MONROVIA, 15 October 2003 — Businessman Gyude Bryant was sworn in as Liberia’s new interim leader yesterday with the task of steering the war-torn west African country to elections in 2005.
Supreme Court Chief Justice Gloria Scott administered the oath of office, in which Bryant swore before Parliament to defend Liberia’s Constitution as well as peace accords reached in August. The new president in turn swore in his vice president, Wesley Johnson.
Several west African heads of state were on hand for Bryant’s inauguration, which comes two months after the flight into exile of disgraced President Charles Taylor, who was at the center of two successive wars over the last 14 years.
Although Taylor pledged Monday to support the peace process, he has been accused of meddling in Liberian affairs and yesterday claimed that a plot was afoot to chase him out of Nigeria, his exile home.

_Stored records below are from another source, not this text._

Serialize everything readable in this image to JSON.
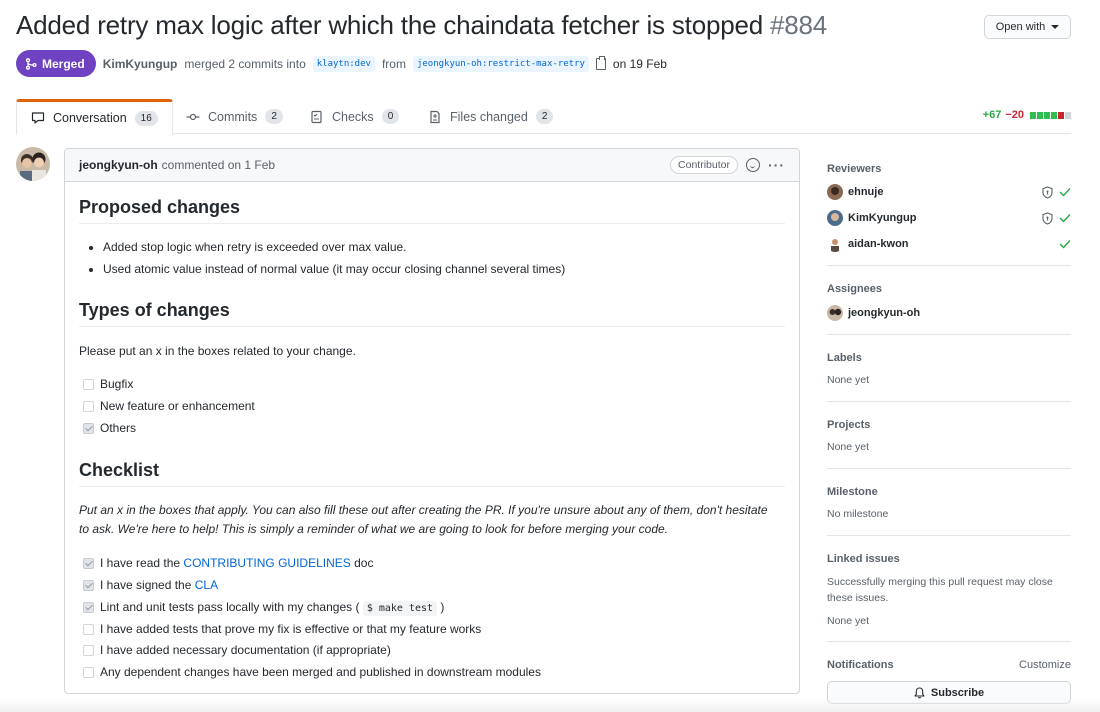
{
  "header": {
    "title": "Added retry max logic after which the chaindata fetcher is stopped",
    "number": "#884",
    "open_with": "Open with"
  },
  "meta": {
    "status": "Merged",
    "author": "KimKyungup",
    "action": "merged 2 commits into",
    "base_branch": "klaytn:dev",
    "from": "from",
    "head_branch": "jeongkyun-oh:restrict-max-retry",
    "date": "on 19 Feb",
    "status_color": "#6f42c1"
  },
  "tabs": [
    {
      "label": "Conversation",
      "count": "16",
      "icon": "comment-icon"
    },
    {
      "label": "Commits",
      "count": "2",
      "icon": "commit-icon"
    },
    {
      "label": "Checks",
      "count": "0",
      "icon": "checklist-icon"
    },
    {
      "label": "Files changed",
      "count": "2",
      "icon": "file-diff-icon"
    }
  ],
  "diffstat": {
    "additions": "+67",
    "deletions": "−20"
  },
  "comment": {
    "author": "jeongkyun-oh",
    "action": "commented on 1 Feb",
    "role": "Contributor",
    "sections": {
      "proposed": {
        "heading": "Proposed changes",
        "items": [
          "Added stop logic when retry is exceeded over max value.",
          "Used atomic value instead of normal value (it may occur closing channel several times)"
        ]
      },
      "types": {
        "heading": "Types of changes",
        "intro": "Please put an x in the boxes related to your change.",
        "options": [
          {
            "label": "Bugfix",
            "checked": false
          },
          {
            "label": "New feature or enhancement",
            "checked": false
          },
          {
            "label": "Others",
            "checked": true
          }
        ]
      },
      "checklist": {
        "heading": "Checklist",
        "intro": "Put an x in the boxes that apply. You can also fill these out after creating the PR. If you're unsure about any of them, don't hesitate to ask. We're here to help! This is simply a reminder of what we are going to look for before merging your code.",
        "item1_pre": "I have read the",
        "item1_link": "CONTRIBUTING GUIDELINES",
        "item1_post": "doc",
        "item2_pre": "I have signed the",
        "item2_link": "CLA",
        "item3_pre": "Lint and unit tests pass locally with my changes (",
        "item3_code": "$ make test",
        "item3_post": ")",
        "item4": "I have added tests that prove my fix is effective or that my feature works",
        "item5": "I have added necessary documentation (if appropriate)",
        "item6": "Any dependent changes have been merged and published in downstream modules"
      }
    }
  },
  "sidebar": {
    "reviewers_title": "Reviewers",
    "reviewers": [
      {
        "name": "ehnuje"
      },
      {
        "name": "KimKyungup"
      },
      {
        "name": "aidan-kwon"
      }
    ],
    "assignees_title": "Assignees",
    "assignee": "jeongkyun-oh",
    "labels_title": "Labels",
    "labels_value": "None yet",
    "projects_title": "Projects",
    "projects_value": "None yet",
    "milestone_title": "Milestone",
    "milestone_value": "No milestone",
    "linked_title": "Linked issues",
    "linked_desc": "Successfully merging this pull request may close these issues.",
    "linked_value": "None yet",
    "notifications_title": "Notifications",
    "customize": "Customize",
    "subscribe": "Subscribe"
  }
}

Taylor’s wife, Jewel Taylor also voiced her hopes for the country. Jewel said she was in Monrovia simply to visit and to attend the induction ceremony.

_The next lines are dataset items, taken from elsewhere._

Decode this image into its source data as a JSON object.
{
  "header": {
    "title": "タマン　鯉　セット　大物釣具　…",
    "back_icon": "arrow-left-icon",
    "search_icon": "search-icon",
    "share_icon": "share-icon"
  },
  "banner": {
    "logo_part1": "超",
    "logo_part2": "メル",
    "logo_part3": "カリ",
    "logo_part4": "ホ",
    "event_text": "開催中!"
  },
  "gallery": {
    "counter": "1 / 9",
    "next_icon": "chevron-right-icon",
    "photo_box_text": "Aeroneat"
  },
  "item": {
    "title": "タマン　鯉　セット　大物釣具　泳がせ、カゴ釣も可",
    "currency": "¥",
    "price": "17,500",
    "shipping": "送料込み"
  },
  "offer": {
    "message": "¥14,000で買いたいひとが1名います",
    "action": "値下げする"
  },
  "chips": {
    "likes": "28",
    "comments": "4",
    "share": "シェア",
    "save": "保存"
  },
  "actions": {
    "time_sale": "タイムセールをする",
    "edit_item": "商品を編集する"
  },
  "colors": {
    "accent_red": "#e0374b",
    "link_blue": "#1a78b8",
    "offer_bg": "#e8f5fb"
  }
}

Nigerian President Olusegun Obasanjo and his Ghanaian counterpart John Kufuor were present for the swearing-in ceremony as was the president of the African Union Commission, Alpha Oumar Konare, a former president of Mali. West African troops serving with the United Nations Mission to Liberia (MINUL) were posted outside the Parliament, and took positions at major intersections in the Liberian capital Monrovia.

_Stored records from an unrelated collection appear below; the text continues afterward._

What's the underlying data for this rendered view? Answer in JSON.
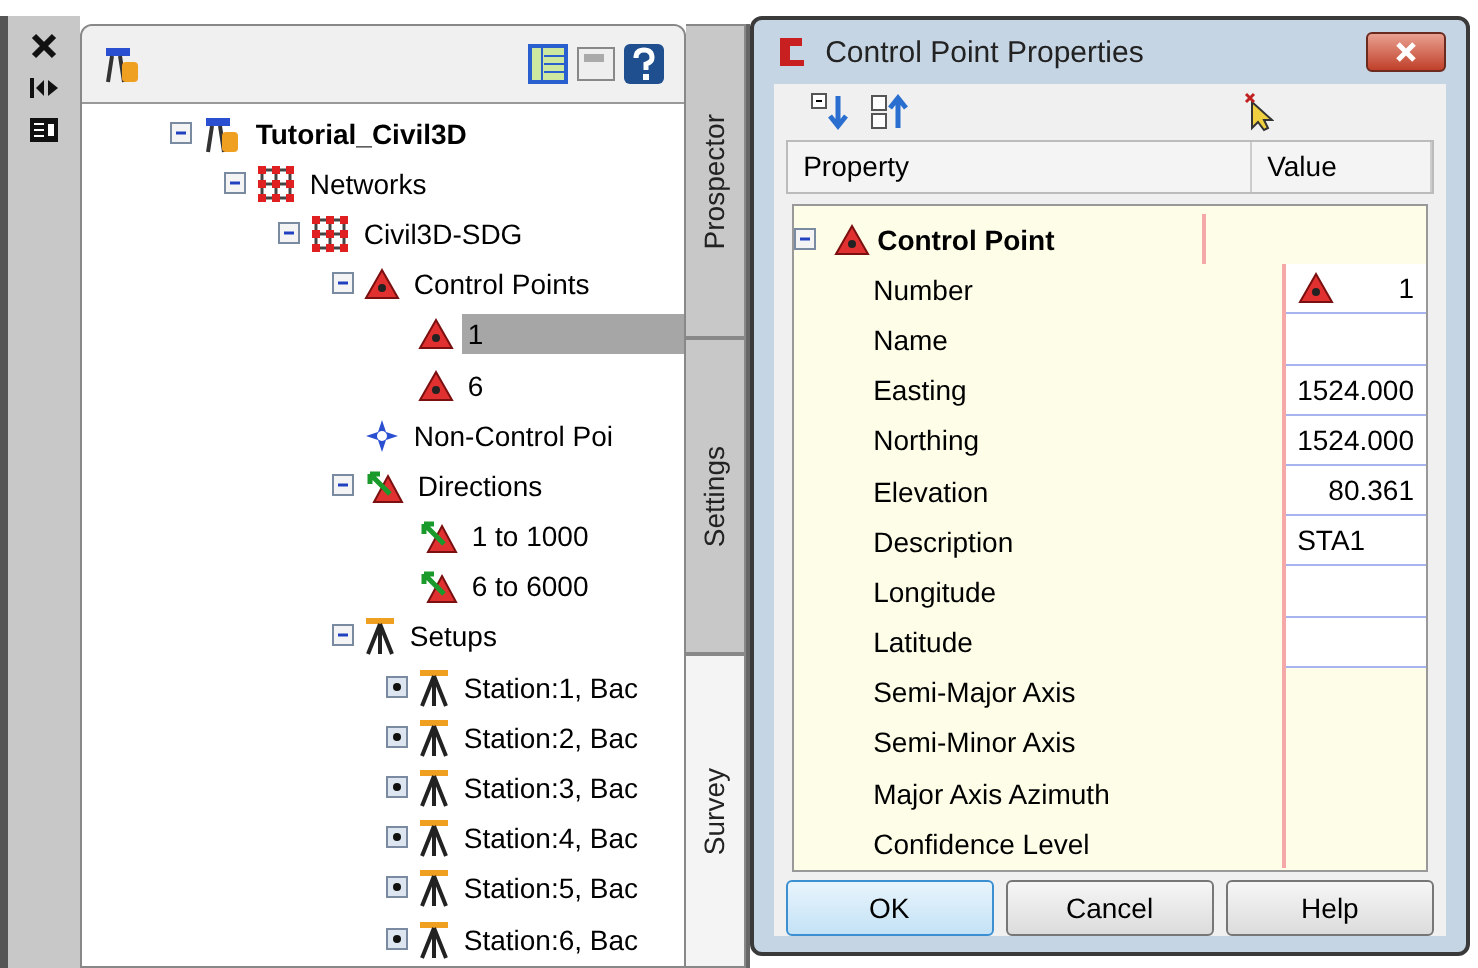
{
  "tree": [
    {
      "label": "Tutorial_Civil3D",
      "kind": "project",
      "expanded": true,
      "selected": false,
      "children": [
        {
          "label": "Networks",
          "kind": "network",
          "expanded": true,
          "selected": false,
          "children": [
            {
              "label": "Civil3D-SDG",
              "kind": "network",
              "expanded": true,
              "selected": false,
              "children": [
                {
                  "label": "Control Points",
                  "kind": "control",
                  "expanded": true,
                  "selected": false,
                  "children": [
                    {
                      "label": "1",
                      "kind": "point",
                      "selected": true
                    },
                    {
                      "label": "6",
                      "kind": "point",
                      "selected": false
                    }
                  ]
                },
                {
                  "label": "Non-Control Poi",
                  "kind": "noncontrol",
                  "selected": false
                },
                {
                  "label": "Directions",
                  "kind": "direction",
                  "expanded": true,
                  "selected": false,
                  "children": [
                    {
                      "label": "1 to 1000",
                      "kind": "direction",
                      "selected": false
                    },
                    {
                      "label": "6 to 6000",
                      "kind": "direction",
                      "selected": false
                    }
                  ]
                },
                {
                  "label": "Setups",
                  "kind": "setup",
                  "expanded": true,
                  "selected": false,
                  "children": [
                    {
                      "label": "Station:1, Bac",
                      "kind": "setup",
                      "expanded": false,
                      "selected": false
                    },
                    {
                      "label": "Station:2, Bac",
                      "kind": "setup",
                      "expanded": false,
                      "selected": false
                    },
                    {
                      "label": "Station:3, Bac",
                      "kind": "setup",
                      "expanded": false,
                      "selected": false
                    },
                    {
                      "label": "Station:4, Bac",
                      "kind": "setup",
                      "expanded": false,
                      "selected": false
                    },
                    {
                      "label": "Station:5, Bac",
                      "kind": "setup",
                      "expanded": false,
                      "selected": false
                    },
                    {
                      "label": "Station:6, Bac",
                      "kind": "setup",
                      "expanded": false,
                      "selected": false
                    }
                  ]
                }
              ]
            }
          ]
        }
      ]
    }
  ],
  "tabs": [
    {
      "label": "Prospector",
      "selected": false
    },
    {
      "label": "Settings",
      "selected": false
    },
    {
      "label": "Survey",
      "selected": true
    }
  ],
  "dialog": {
    "title": "Control Point Properties",
    "columns": [
      "Property",
      "Value"
    ],
    "group": {
      "label": "Control Point",
      "expanded": true
    },
    "rows": [
      {
        "name": "Number",
        "value": "1",
        "editable": true,
        "kind": "point"
      },
      {
        "name": "Name",
        "editable": true
      },
      {
        "name": "Easting",
        "value": "1524.000",
        "editable": true
      },
      {
        "name": "Northing",
        "value": "1524.000",
        "editable": true
      },
      {
        "name": "Elevation",
        "value": "80.361",
        "editable": true
      },
      {
        "name": "Description",
        "value": "STA1",
        "editable": true,
        "kind": "text"
      },
      {
        "name": "Longitude",
        "editable": true
      },
      {
        "name": "Latitude",
        "editable": true
      },
      {
        "name": "Semi-Major Axis",
        "editable": false
      },
      {
        "name": "Semi-Minor Axis",
        "editable": false
      },
      {
        "name": "Major Axis Azimuth",
        "editable": false
      },
      {
        "name": "Confidence Level",
        "editable": false
      }
    ],
    "buttons": [
      {
        "label": "OK",
        "selected": true
      },
      {
        "label": "Cancel",
        "selected": false
      },
      {
        "label": "Help",
        "selected": false
      }
    ]
  }
}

Bryant, 54, a successful entrepreneur and politician who helped set up the Liberia Action Party (LAP), arrived in Monrovia from neighboring Ghana on Monday to a joyous welcome from thousands of Liberians chanting: “We want peace, no more war.”
Seen as an independent player in Liberian politics, the soft-spoken Bryant will lead a 21-member government divided out under the August peace pact among Taylor loyalists, rebels, the political opposition and civic groups.
Rebels who fought for four years to oust Taylor pledged late Monday to start disarming as soon as the power handover was completed.
“Right after the inauguration ceremony, we will start volunteer disarmament,” said Sekou Damate Conneh, head of the main rebel movement, Liberians United for Reconciliation and Democracy (LURD), and who will be part of the transition government.
Taylor issued a statement from his exile home in Nigeria late Monday urging “all my partisans — supportive well-wishers as well as armed combatants — to support the peace process. The war is over.”
A former warlord who turned president, Taylor quit under intense international pressure on Aug. 11, handing over temporary power to his deputy Moses Blah.
Obasanjo has reportedly warned Taylor not to interfere in Liberia’s fragile peace process, and the UN special representative in Liberia, Jacques Klein, said last month that Taylor had jeopardized peace gains by telephoning Blah and seeking to prolong his influence in the country.
Taylor alleged yesterday that unidentified enemies were planning to attack Nigerian peacekeepers in his country — which make up the bulk of MINUL — and put the blame on him.
He said he feared a plot to turn the people of his host country against him and persuade them to compel him to leave.
“The strategy afoot is to orchestrate a scene whereby Nigerians and other soldiers serving in Liberia are brought in harm’s way with armed combatants believed to be my loyalists, so as to attribute it to Charles Taylor,” he said.
“It is their plan that at such a time, and God forbid, the people of Nigeria would then look at me with jaundiced eyes and consider me an enemy of the Nigerian people, thus exposing me to danger,” he said.